Understanding the Importance of Blood-Brain Barrier Alterations in Brain Arteriovenous Malformations and Implications for Treatment: A Dynamic Contrast-Enhanced-MRI-Based Prospective Study

Abstract

Background and objectives: The major clinical implication of brain arteriovenous malformations (bAVMs) is spontaneous intracranial hemorrhage. There is a growing body of experimental evidence proving that inflammation and blood-brain barrier (BBB) dysfunction are involved in both the clinical course of the disease and the risk of bleeding. However, how bAVM treatment affects perilesional BBB disturbances is yet unclear.

Methods: We assessed the permeability changes of the BBB using dynamic contrast-enhanced MRI (DCE-MRI) in a series of bAVMs (n = 35), before and at a mean of 5 (±2) days after treatment. A set of cerebral cavernous malformations (CCMs) (n = 16) was used as a control group for the assessment of the surgical-related collateral changes. The extended Tofts pharmacokinetic model was used to extract permeability (K trans ) values in the lesional, perilesional, and normal brain tissues.

Results: In patients with bAVM, the permeability of BBB was higher in the perilesional of bAVM tissue compared with the rest of the brain parenchyma (mean K trans 0.145 ± 0.104 vs 0.084 ± 0.035, P = .004). Meanwhile, no significant changes were seen in the perilesional brain of CCM cases (mean K trans 0.055 ± 0.056 vs 0.061 ± 0.026, P = .96). A significant decrease in BBB permeability was evident in the perilesional area of bAVM after surgical resection (mean K trans 0.145 ± 0.104 vs 0.096 ± 0.059, P = .037). This benefit in BBB permeability reduction after surgery seemed to surpass the relative increase in permeability inherent to the surgical manipulation.

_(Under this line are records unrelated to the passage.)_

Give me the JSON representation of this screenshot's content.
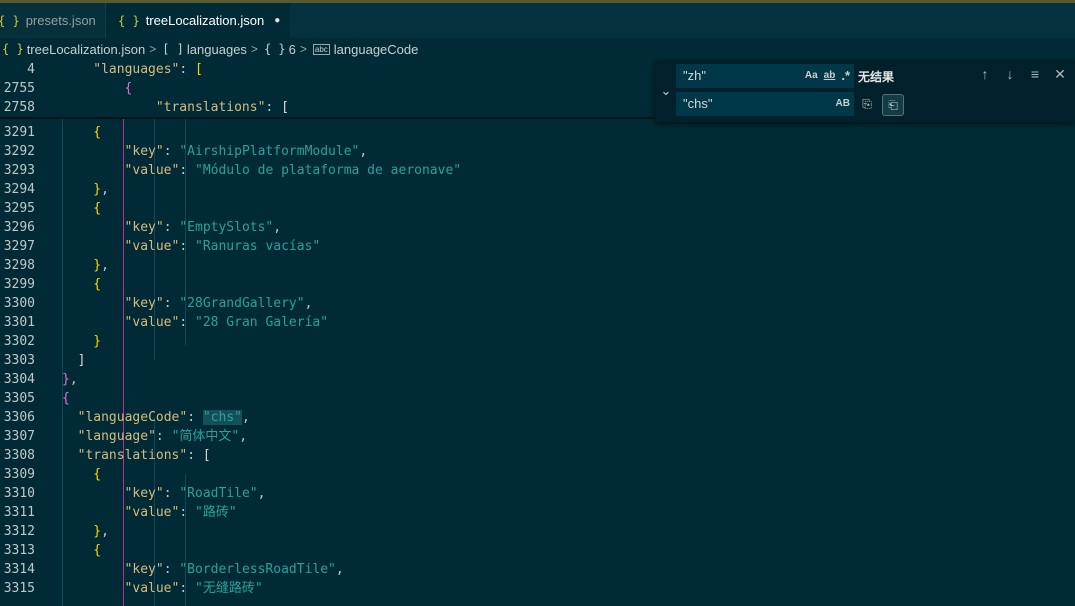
{
  "tabs": [
    {
      "label": "presets.json",
      "icon": "{ }"
    },
    {
      "label": "treeLocalization.json",
      "icon": "{ }",
      "dirty": "●"
    }
  ],
  "breadcrumb": {
    "file": "treeLocalization.json",
    "file_icon": "{ }",
    "array_icon": "[ ]",
    "array": "languages",
    "obj_icon": "{ }",
    "obj": "6",
    "prop_icon": "abc",
    "prop": "languageCode",
    "sep": ">"
  },
  "find": {
    "search_value": "\"zh\"",
    "replace_value": "\"chs\"",
    "opt_case": "Aa",
    "opt_word": "ab",
    "opt_regex": ".*",
    "opt_preserve_case": "AB",
    "result": "无结果",
    "toggle_icon": "⌄",
    "prev_icon": "↑",
    "next_icon": "↓",
    "selection_icon": "≡",
    "close_icon": "✕",
    "replace_icon": "⎘",
    "replace_all_icon": "⎗"
  },
  "sticky": [
    {
      "ln": "4",
      "t": [
        [
          "k",
          "\"languages\""
        ],
        [
          "p",
          ": "
        ],
        [
          "bk1",
          "["
        ]
      ]
    },
    {
      "ln": "2755",
      "t": [
        [
          "bk2",
          "{"
        ]
      ]
    },
    {
      "ln": "2758",
      "t": [
        [
          "k",
          "\"translations\""
        ],
        [
          "p",
          ": "
        ],
        [
          "bk3",
          "["
        ]
      ]
    }
  ],
  "lines": [
    {
      "ln": "3291",
      "indent": 8,
      "t": [
        [
          "bk1",
          "{"
        ]
      ]
    },
    {
      "ln": "3292",
      "indent": 12,
      "t": [
        [
          "k",
          "\"key\""
        ],
        [
          "p",
          ": "
        ],
        [
          "s",
          "\"AirshipPlatformModule\""
        ],
        [
          "p",
          ","
        ]
      ]
    },
    {
      "ln": "3293",
      "indent": 12,
      "t": [
        [
          "k",
          "\"value\""
        ],
        [
          "p",
          ": "
        ],
        [
          "s",
          "\"Módulo de plataforma de aeronave\""
        ]
      ]
    },
    {
      "ln": "3294",
      "indent": 8,
      "t": [
        [
          "bk1",
          "}"
        ],
        [
          "p",
          ","
        ]
      ]
    },
    {
      "ln": "3295",
      "indent": 8,
      "t": [
        [
          "bk1",
          "{"
        ]
      ]
    },
    {
      "ln": "3296",
      "indent": 12,
      "t": [
        [
          "k",
          "\"key\""
        ],
        [
          "p",
          ": "
        ],
        [
          "s",
          "\"EmptySlots\""
        ],
        [
          "p",
          ","
        ]
      ]
    },
    {
      "ln": "3297",
      "indent": 12,
      "t": [
        [
          "k",
          "\"value\""
        ],
        [
          "p",
          ": "
        ],
        [
          "s",
          "\"Ranuras vacías\""
        ]
      ]
    },
    {
      "ln": "3298",
      "indent": 8,
      "t": [
        [
          "bk1",
          "}"
        ],
        [
          "p",
          ","
        ]
      ]
    },
    {
      "ln": "3299",
      "indent": 8,
      "t": [
        [
          "bk1",
          "{"
        ]
      ]
    },
    {
      "ln": "3300",
      "indent": 12,
      "t": [
        [
          "k",
          "\"key\""
        ],
        [
          "p",
          ": "
        ],
        [
          "s",
          "\"28GrandGallery\""
        ],
        [
          "p",
          ","
        ]
      ]
    },
    {
      "ln": "3301",
      "indent": 12,
      "t": [
        [
          "k",
          "\"value\""
        ],
        [
          "p",
          ": "
        ],
        [
          "s",
          "\"28 Gran Galería\""
        ]
      ]
    },
    {
      "ln": "3302",
      "indent": 8,
      "t": [
        [
          "bk1",
          "}"
        ]
      ]
    },
    {
      "ln": "3303",
      "indent": 6,
      "t": [
        [
          "bk3",
          "]"
        ]
      ]
    },
    {
      "ln": "3304",
      "indent": 4,
      "t": [
        [
          "bk2",
          "}"
        ],
        [
          "p",
          ","
        ]
      ]
    },
    {
      "ln": "3305",
      "indent": 4,
      "t": [
        [
          "bk2",
          "{"
        ]
      ]
    },
    {
      "ln": "3306",
      "indent": 6,
      "t": [
        [
          "k",
          "\"languageCode\""
        ],
        [
          "p",
          ": "
        ],
        [
          "shl",
          "\"chs\""
        ],
        [
          "p",
          ","
        ]
      ]
    },
    {
      "ln": "3307",
      "indent": 6,
      "t": [
        [
          "k",
          "\"language\""
        ],
        [
          "p",
          ": "
        ],
        [
          "s",
          "\"简体中文\""
        ],
        [
          "p",
          ","
        ]
      ]
    },
    {
      "ln": "3308",
      "indent": 6,
      "t": [
        [
          "k",
          "\"translations\""
        ],
        [
          "p",
          ": "
        ],
        [
          "bk3",
          "["
        ]
      ]
    },
    {
      "ln": "3309",
      "indent": 8,
      "t": [
        [
          "bk1",
          "{"
        ]
      ]
    },
    {
      "ln": "3310",
      "indent": 12,
      "t": [
        [
          "k",
          "\"key\""
        ],
        [
          "p",
          ": "
        ],
        [
          "s",
          "\"RoadTile\""
        ],
        [
          "p",
          ","
        ]
      ]
    },
    {
      "ln": "3311",
      "indent": 12,
      "t": [
        [
          "k",
          "\"value\""
        ],
        [
          "p",
          ": "
        ],
        [
          "s",
          "\"路砖\""
        ]
      ]
    },
    {
      "ln": "3312",
      "indent": 8,
      "t": [
        [
          "bk1",
          "}"
        ],
        [
          "p",
          ","
        ]
      ]
    },
    {
      "ln": "3313",
      "indent": 8,
      "t": [
        [
          "bk1",
          "{"
        ]
      ]
    },
    {
      "ln": "3314",
      "indent": 12,
      "t": [
        [
          "k",
          "\"key\""
        ],
        [
          "p",
          ": "
        ],
        [
          "s",
          "\"BorderlessRoadTile\""
        ],
        [
          "p",
          ","
        ]
      ]
    },
    {
      "ln": "3315",
      "indent": 12,
      "t": [
        [
          "k",
          "\"value\""
        ],
        [
          "p",
          ": "
        ],
        [
          "s",
          "\"无缝路砖\""
        ]
      ]
    }
  ],
  "colors": {
    "background": "#002b36",
    "key": "#d7ba7d",
    "string": "#2aa198",
    "bracket_1": "#ffd700",
    "bracket_2": "#da70d6"
  }
}
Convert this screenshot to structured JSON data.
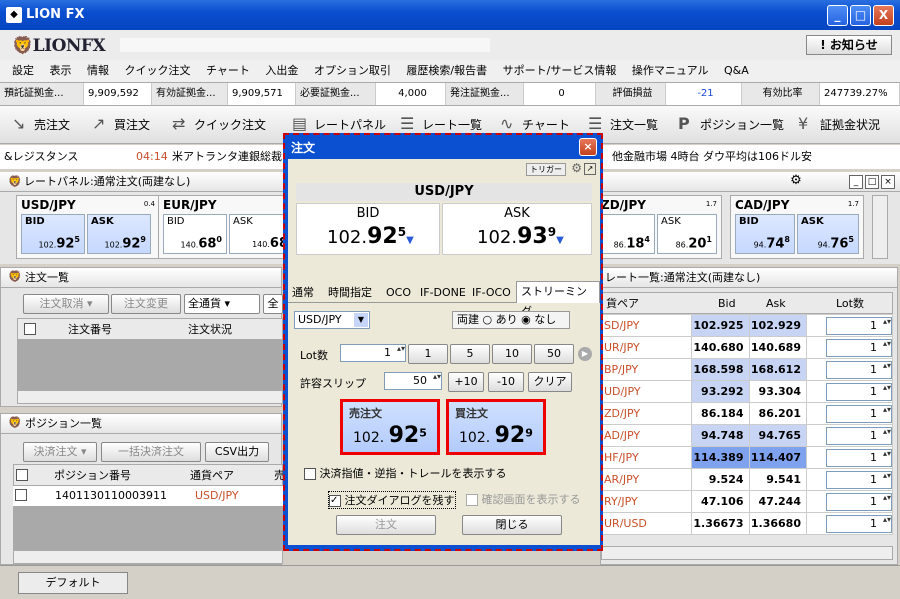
{
  "window": {
    "title": "LION FX",
    "minimize": "_",
    "maximize": "□",
    "close": "X"
  },
  "logo": "LIONFX",
  "notify": "! お知らせ",
  "menu": [
    "設定",
    "表示",
    "情報",
    "クイック注文",
    "チャート",
    "入出金",
    "オプション取引",
    "履歴検索/報告書",
    "サポート/サービス情報",
    "操作マニュアル",
    "Q&A"
  ],
  "account": [
    {
      "label": "預託証拠金...",
      "value": "9,909,592"
    },
    {
      "label": "有効証拠金...",
      "value": "9,909,571"
    },
    {
      "label": "必要証拠金...",
      "value": "4,000"
    },
    {
      "label": "発注証拠金...",
      "value": "0"
    },
    {
      "label": "評価損益",
      "value": "-21"
    },
    {
      "label": "有効比率",
      "value": "247739.27%"
    }
  ],
  "toolbar": [
    "売注文",
    "買注文",
    "クイック注文",
    "レートパネル",
    "レート一覧",
    "チャート",
    "注文一覧",
    "ポジション一覧",
    "証拠金状況"
  ],
  "news": {
    "left": "&レジスタンス",
    "time": "04:14",
    "headline": "米アトランタ連銀総裁",
    "right": "他金融市場 4時台 ダウ平均は106ドル安"
  },
  "rate_panel": {
    "title": "レートパネル:通常注文(両建なし)",
    "cards": [
      {
        "pair": "USD/JPY",
        "lot": "0.4",
        "bid_pre": "102.",
        "bid_big": "92",
        "bid_sub": "5",
        "ask_pre": "102.",
        "ask_big": "92",
        "ask_sub": "9"
      },
      {
        "pair": "EUR/JPY",
        "lot": "0",
        "bid_pre": "140.",
        "bid_big": "68",
        "bid_sub": "0",
        "ask_pre": "140.",
        "ask_big": "68",
        "ask_sub": ""
      },
      {
        "pair": "ZD/JPY",
        "lot": "1.7",
        "bid_pre": "",
        "bid_big": "",
        "bid_sub": "",
        "ask_pre": "86.",
        "ask_big": "20",
        "ask_sub": "1"
      },
      {
        "pair": "CAD/JPY",
        "lot": "1.7",
        "bid_pre": "94.",
        "bid_big": "74",
        "bid_sub": "8",
        "ask_pre": "94.",
        "ask_big": "76",
        "ask_sub": "5"
      }
    ],
    "bid": "BID",
    "ask": "ASK",
    "ask2_pre": "86.",
    "ask2_big": "18",
    "ask2_sub": "4"
  },
  "order_list": {
    "title": "注文一覧",
    "cancel": "注文取消",
    "change": "注文変更",
    "filter": "全通貨",
    "filter2": "全",
    "cols": [
      "注文番号",
      "注文状況"
    ]
  },
  "position_list": {
    "title": "ポジション一覧",
    "settle": "決済注文",
    "bulk": "一括決済注文",
    "csv": "CSV出力",
    "cols": [
      "ポジション番号",
      "通貨ペア",
      "売"
    ],
    "rows": [
      {
        "id": "1401130110003911",
        "pair": "USD/JPY"
      }
    ]
  },
  "rate_list": {
    "title": "レート一覧:通常注文(両建なし)",
    "cols": [
      "貨ペア",
      "Bid",
      "Ask",
      "Lot数"
    ],
    "rows": [
      {
        "pair": "SD/JPY",
        "bid": "102.925",
        "ask": "102.929",
        "lot": "1"
      },
      {
        "pair": "UR/JPY",
        "bid": "140.680",
        "ask": "140.689",
        "lot": "1"
      },
      {
        "pair": "BP/JPY",
        "bid": "168.598",
        "ask": "168.612",
        "lot": "1"
      },
      {
        "pair": "UD/JPY",
        "bid": "93.292",
        "ask": "93.304",
        "lot": "1"
      },
      {
        "pair": "ZD/JPY",
        "bid": "86.184",
        "ask": "86.201",
        "lot": "1"
      },
      {
        "pair": "AD/JPY",
        "bid": "94.748",
        "ask": "94.765",
        "lot": "1"
      },
      {
        "pair": "HF/JPY",
        "bid": "114.389",
        "ask": "114.407",
        "lot": "1"
      },
      {
        "pair": "AR/JPY",
        "bid": "9.524",
        "ask": "9.541",
        "lot": "1"
      },
      {
        "pair": "RY/JPY",
        "bid": "47.106",
        "ask": "47.244",
        "lot": "1"
      },
      {
        "pair": "UR/USD",
        "bid": "1.36673",
        "ask": "1.36680",
        "lot": "1"
      }
    ]
  },
  "tab_default": "デフォルト",
  "dialog": {
    "title": "注文",
    "trigger": "トリガー",
    "pair": "USD/JPY",
    "bid_label": "BID",
    "bid_pre": "102.",
    "bid_big": "92",
    "bid_sub": "5",
    "ask_label": "ASK",
    "ask_pre": "102.",
    "ask_big": "93",
    "ask_sub": "9",
    "tabs": [
      "通常",
      "時間指定",
      "OCO",
      "IF-DONE",
      "IF-OCO",
      "ストリーミング"
    ],
    "pair_select": "USD/JPY",
    "hedge_label": "両建",
    "hedge_yes": "あり",
    "hedge_no": "なし",
    "lot_label": "Lot数",
    "lot_value": "1",
    "lot_presets": [
      "1",
      "5",
      "10",
      "50"
    ],
    "slip_label": "許容スリップ",
    "slip_value": "50",
    "slip_plus": "+10",
    "slip_minus": "-10",
    "clear": "クリア",
    "sell_label": "売注文",
    "sell_pre": "102.",
    "sell_big": "92",
    "sell_sub": "5",
    "buy_label": "買注文",
    "buy_pre": "102.",
    "buy_big": "92",
    "buy_sub": "9",
    "show_settle": "決済指値・逆指・トレールを表示する",
    "keep_dialog": "注文ダイアログを残す",
    "confirm": "確認画面を表示する",
    "order_btn": "注文",
    "close_btn": "閉じる"
  }
}
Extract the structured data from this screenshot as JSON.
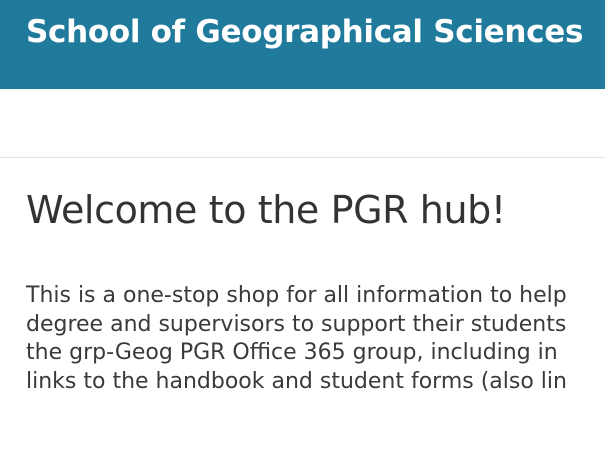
{
  "header": {
    "title": "School of Geographical Sciences",
    "background": "#1f7a9c"
  },
  "main": {
    "heading": "Welcome to the PGR hub!",
    "intro_lines": [
      "This is a one-stop shop for all information to help",
      "degree and supervisors to support their students",
      "the grp-Geog PGR Office 365 group, including in",
      "links to the handbook and student forms (also lin"
    ]
  }
}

Conclusion: In contrast to CCMs, BBB permeability in patients with bAVM is increased in the perilesional parenchyma, as assessed using DCE-MRI. However, bAVM surgical resection seems to reduce BBB permeability in the perilesional tissue. No evidence of the so-called breakthrough phenomenon was detected in our series. DCE-MRI could become a valuable tool to follow the longitudinal course of BBB damage throughout the natural history and clinical course of bAVMs.

FIGURE 1.

Evolution of Blood-Brain Barrier permeability, assessed using Dynamic Contrast-Enhanced-MRI before and after treatment of an unruptured bAVM and CCM. The first row corresponds to an unruptured left temporal bAVM case. The second row corresponds to an unruptured left frontal CCM. In both settings, the first column corresponds to the T1-weighed imaging and the manual segmentation of the lesion (red) and perilesional (green) areas of interest. The second and third columns correspond to the K_trans color maps before (second column) and after (third column) surgical treatment. The last row corresponds to the superposition of the pre and post-treatment color maps. Regions that appear in reddish tones show higher K_trans values before treatment, and regions in bluish tones show higher K_trans values after treatment. bAVM, brain arteriovenous malformation; CCM, cerebral cavernous malformation.

FIGURE 2.

Boxplot showing the basal (before treatment) values of K_trans in bAVMs and controls (CCMs), according to the Ex-Tofts model. On the left, a significant increase in BBB permeability is evident in the perilesional area of the bAVM, compared with the rest of the brain parenchyma (GM + WM). On the right, CCM does not show such an alteration of BBB. AVM, arteriovenous malformation; bAVM, brain AVM; BBB, Blood-Brain Barrier; CCM, cerebral cavernous malformation; GM, gray matter; WM, white matter.

FIGURE 3.

Boxplot showing the evolution of K_trans values before (T0) and after (T1) treatment of bAVMs and controls (CCMs), according to the Ex-Tofts model. On the left, a significant decrease in BBB permeability is seen in the perilesional area of bAVMs after surgical resection (T1), compared with the pretreatment values (T0). On the right, CCMs show a nonsignificant increase in BBB permeability after surgical resection (T1). This figure is original to this submission, so no credit or license is needed. AVM, arteriovenous malformation; bAVM, brain AVM; BBB, Blood-Brain Barrier; CCM, cerebral cavernous malformation.

FIGURE 4.

Boxplots showing the evolution of K_trans values, in the perilesional area, before (T0) and after (T1) treatment of bAVMs (top) and controls (CCMs) (bottom), according to the rupture status. In bAVMs (top), the decrease in BBB permeability after surgical treatment (T1) is seen in both ruptured (left) and unruptured (right) cases; these differences between pre- (T0) and post- (T1) K_trans values did not reach statistical significance in the stratified analysis. In CCMs, a nonsignificant increase in BBB permeability after surgical resection (T1) was seen in both ruptured (left) and unruptured (right) cases. bAVM, brain AVM; BBB, Blood-Brain Barrier; CCM, cerebral cavernous malformation.